O volume organizado por Estevão Chaves de Rezende Martins, Relações internacionais: visões do Brasil e da América Latina, reúne uma série de trabalhos sobre diversos temas importantes, escritos por especialistas brasileiros, argentinos e europeus. O livro é uma bela e mais do que merecida homenagem a Amado Luiz Cervo, editor desta Revista, que tem uma produção acadêmica notável no âmbito da história das relações internacionais, particularmente da política externa brasileira.
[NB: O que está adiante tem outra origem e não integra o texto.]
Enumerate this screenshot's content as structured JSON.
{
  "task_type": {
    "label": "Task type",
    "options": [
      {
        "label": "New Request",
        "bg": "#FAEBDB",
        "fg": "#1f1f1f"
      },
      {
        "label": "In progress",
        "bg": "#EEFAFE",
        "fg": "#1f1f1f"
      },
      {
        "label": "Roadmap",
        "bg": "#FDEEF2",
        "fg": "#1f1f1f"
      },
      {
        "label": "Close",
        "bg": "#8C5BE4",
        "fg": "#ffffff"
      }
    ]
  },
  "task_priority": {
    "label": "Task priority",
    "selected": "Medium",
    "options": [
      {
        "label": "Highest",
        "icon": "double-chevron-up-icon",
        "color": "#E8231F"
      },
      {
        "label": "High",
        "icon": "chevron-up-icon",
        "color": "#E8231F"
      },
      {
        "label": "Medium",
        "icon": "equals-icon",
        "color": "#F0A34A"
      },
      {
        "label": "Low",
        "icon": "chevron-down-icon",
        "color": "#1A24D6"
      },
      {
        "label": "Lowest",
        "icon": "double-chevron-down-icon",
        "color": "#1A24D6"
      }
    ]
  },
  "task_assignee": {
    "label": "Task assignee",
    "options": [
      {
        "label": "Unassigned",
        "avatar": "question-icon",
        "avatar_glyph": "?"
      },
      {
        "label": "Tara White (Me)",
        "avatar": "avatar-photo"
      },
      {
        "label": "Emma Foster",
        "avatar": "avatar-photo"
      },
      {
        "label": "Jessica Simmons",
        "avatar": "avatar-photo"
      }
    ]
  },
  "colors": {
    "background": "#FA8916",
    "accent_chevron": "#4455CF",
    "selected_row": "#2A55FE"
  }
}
Com efeito, nosso querido professor Amado, que tem o respeito e a admiração de todos os que com ele convivem academicamente, doutorou-se em História há mais de 30 anos e há mais de 25 trabalha na Universidade de Brasília. Seu percurso acadêmico é o tema do primeiro artigo do livro, escrito por José Flávio Sombra Saraiva. Trata do significado da produção acadêmica de Amado Cervo, que, em uma palavra, poderíamos caracterizar pela renovação. Saraiva conta a trajetória desse historiador que cedo insurgiu-se “contra os velhos manuais e contra o marxismo vulgar que já se espraiava pela historiografia brasileira nos anos 60 e 70. Buscava Cervo”, continua, “seguindo as linhas de Pierre Renouvin, pai da historiografia francesa das relações internacionais, o multifatorial, as múltiplas causas e o jogo das forças diversas que atuavam na base do fenômeno internacional… Nesse sentido, [beneficiou-se] da evolução dos estudos das relações internacionais da França e do peso da École des Annales sobre a primeira geração de historiadores das relações internacionais franceses.” E, para sermos breves, poderíamos simplesmente dizer que nós, seus leitores, nos beneficiamos desses ensinamentos.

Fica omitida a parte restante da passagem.